The DnaJ cysteine-rich domain of hTid1 is required for inhibition of cell growth and STAT5 activity in hematopoietic cells. A, parental Ba/F3 cells and Ba/F3 cells transformed by the constitutively active STAT5b1*6 mutant (Ba/F3STAT5b1*6) were electroporated with the FLAG-tagged hTid1_L and hTid1_S constructs or the empty vector as indicated. GFP⁺ cells were sorted 24 h later, and the number of living cells was daily enumerated. Results are the mean of three independent experiments. B, cells were also transfected with hTid1 mutants lacking the DnaJ cysteine-rich region (hTid1ΔCys and hTid1Δ233). Growth rates of transfected cells were determined 48 h after cell sorting. Results are the mean of three independent experiments. C, the DnaJ cysteine-rich domain of hTid1 is sufficient to block the growth of Ba/F3 cells. Ba/F3 cells were transfected with the hTid1 or hTid1ΔCys constructs or a vector expressing the FLAG-tagged DnaJ cysteine-rich domain of hTid1 (hTid1_Lcys(220–303)). GFP⁺ cells were sorted 24 h later, and living cells were counted daily. Results are the mean of three independent experiments. D, the DnaJ cysteine-rich domain of hTid1 is sufficient to inhibit Bcl-x_L expression in Ba/F3 cells.
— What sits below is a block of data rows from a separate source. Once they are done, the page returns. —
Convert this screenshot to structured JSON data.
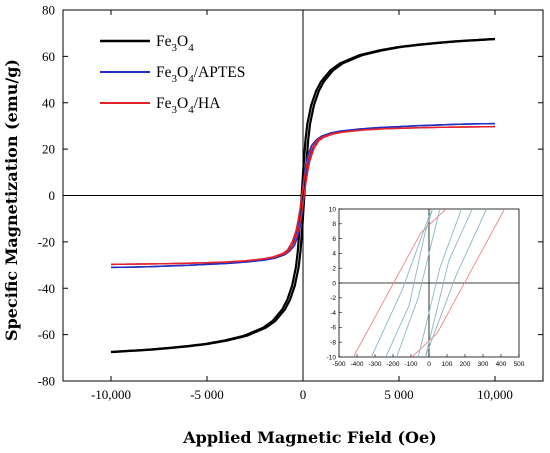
{
  "chart_data": [
    {
      "type": "line",
      "xlabel": "Applied Magnetic Field (Oe)",
      "ylabel": "Specific Magnetization (emu/g)",
      "xlim": [
        -12500,
        12500
      ],
      "ylim": [
        -80,
        80
      ],
      "xticks": [
        -10000,
        -5000,
        0,
        5000,
        10000
      ],
      "xtick_labels": [
        "-10,000",
        "-5 000",
        "0",
        "5 000",
        "10,000"
      ],
      "yticks": [
        -80,
        -60,
        -40,
        -20,
        0,
        20,
        40,
        60,
        80
      ],
      "ytick_labels": [
        "-80",
        "-60",
        "-40",
        "-20",
        "0",
        "20",
        "40",
        "60",
        "80"
      ],
      "grid": false,
      "legend_position": "top-left",
      "series": [
        {
          "name_parts": [
            [
              "Fe",
              false
            ],
            [
              "3",
              true
            ],
            [
              "O",
              false
            ],
            [
              "4",
              true
            ]
          ],
          "color": "#000000",
          "hysteresis_width_Oe": 70,
          "x": [
            0,
            100,
            200,
            300,
            500,
            750,
            1000,
            1500,
            2000,
            3000,
            4000,
            5000,
            6000,
            7000,
            8000,
            9000,
            10000
          ],
          "y": [
            0,
            13,
            24,
            31,
            39,
            45,
            49,
            54,
            57,
            60.5,
            62.5,
            64,
            65,
            65.8,
            66.5,
            67,
            67.5
          ]
        },
        {
          "name_parts": [
            [
              "Fe",
              false
            ],
            [
              "3",
              true
            ],
            [
              "O",
              false
            ],
            [
              "4",
              true
            ],
            [
              "/APTES",
              false
            ]
          ],
          "color": "#1f2fbf",
          "hysteresis_width_Oe": 60,
          "x": [
            0,
            100,
            200,
            300,
            500,
            750,
            1000,
            1500,
            2000,
            3000,
            4000,
            5000,
            6000,
            7000,
            8000,
            9000,
            10000
          ],
          "y": [
            0,
            7,
            13,
            17,
            21.5,
            24,
            25.5,
            27,
            27.8,
            28.7,
            29.3,
            29.7,
            30.1,
            30.4,
            30.7,
            30.9,
            31
          ]
        },
        {
          "name_parts": [
            [
              "Fe",
              false
            ],
            [
              "3",
              true
            ],
            [
              "O",
              false
            ],
            [
              "4",
              true
            ],
            [
              "/HA",
              false
            ]
          ],
          "color": "#e2232f",
          "hysteresis_width_Oe": 60,
          "x": [
            0,
            100,
            200,
            300,
            500,
            750,
            1000,
            1500,
            2000,
            3000,
            4000,
            5000,
            6000,
            7000,
            8000,
            9000,
            10000
          ],
          "y": [
            0,
            6,
            11,
            15,
            20,
            23.5,
            25,
            26.5,
            27.3,
            28.2,
            28.7,
            29,
            29.2,
            29.4,
            29.5,
            29.6,
            29.7
          ]
        }
      ]
    },
    {
      "type": "line",
      "role": "inset",
      "xlim": [
        -500,
        500
      ],
      "ylim": [
        -10,
        10
      ],
      "xticks": [
        -500,
        -400,
        -300,
        -200,
        -100,
        0,
        100,
        200,
        300,
        400,
        500
      ],
      "xtick_labels": [
        "-500",
        "-400",
        "-300",
        "-200",
        "-100",
        "0",
        "100",
        "200",
        "300",
        "400",
        "500"
      ],
      "yticks": [
        -10,
        -8,
        -6,
        -4,
        -2,
        0,
        2,
        4,
        6,
        8,
        10
      ],
      "ytick_labels": [
        "-10",
        "-8",
        "-6",
        "-4",
        "-2",
        "0",
        "2",
        "4",
        "6",
        "8",
        "10"
      ],
      "grid": false,
      "series": [
        {
          "color": "#e88a8a",
          "segments": [
            [
              [
                -420,
                -10
              ],
              [
                -45,
                6.8
              ],
              [
                95,
                10
              ]
            ],
            [
              [
                -95,
                -10
              ],
              [
                45,
                -6.8
              ],
              [
                420,
                10
              ]
            ]
          ]
        },
        {
          "color": "#8fb4c4",
          "segments": [
            [
              [
                -240,
                -10
              ],
              [
                -110,
                -3
              ],
              [
                -20,
                7
              ],
              [
                20,
                10
              ]
            ],
            [
              [
                -20,
                -10
              ],
              [
                110,
                3
              ],
              [
                240,
                10
              ]
            ]
          ]
        },
        {
          "color": "#8fb4c4",
          "segments": [
            [
              [
                -320,
                -10
              ],
              [
                -150,
                -1
              ],
              [
                0,
                9
              ],
              [
                20,
                10
              ]
            ],
            [
              [
                -20,
                -10
              ],
              [
                150,
                1
              ],
              [
                320,
                10
              ]
            ]
          ]
        },
        {
          "color": "#8fb4c4",
          "segments": [
            [
              [
                -180,
                -10
              ],
              [
                -60,
                -2
              ],
              [
                60,
                10
              ]
            ],
            [
              [
                -60,
                -10
              ],
              [
                60,
                2
              ],
              [
                180,
                10
              ]
            ]
          ]
        }
      ]
    }
  ]
}
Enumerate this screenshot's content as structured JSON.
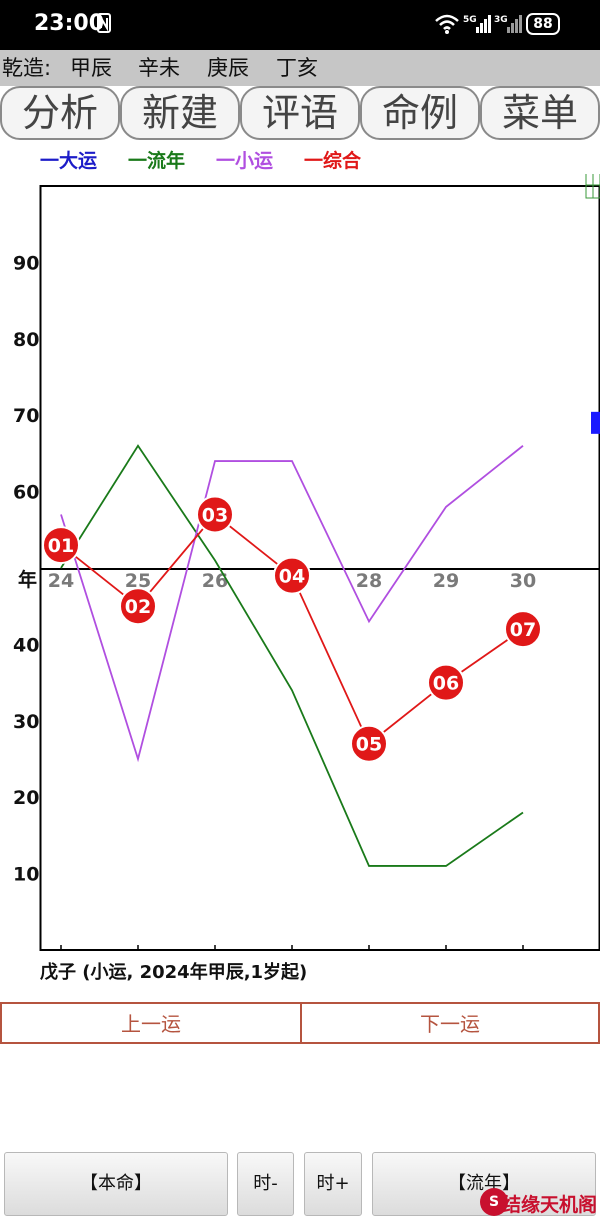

Cell extracts from GFP⁺ Ba/F3 cells transfected with the wild-type hTid1_L or the hTid1 mutant hTid1_Lcys(220–303) construct were analyzed by Western blot using anti-Bcl-x_L antibody. Levels of hTid1_L and hTid1_LΔCys proteins were also determined by Western blot with an anti-FLAG antibody. Membrane was reprobed with an anti-actin antibody.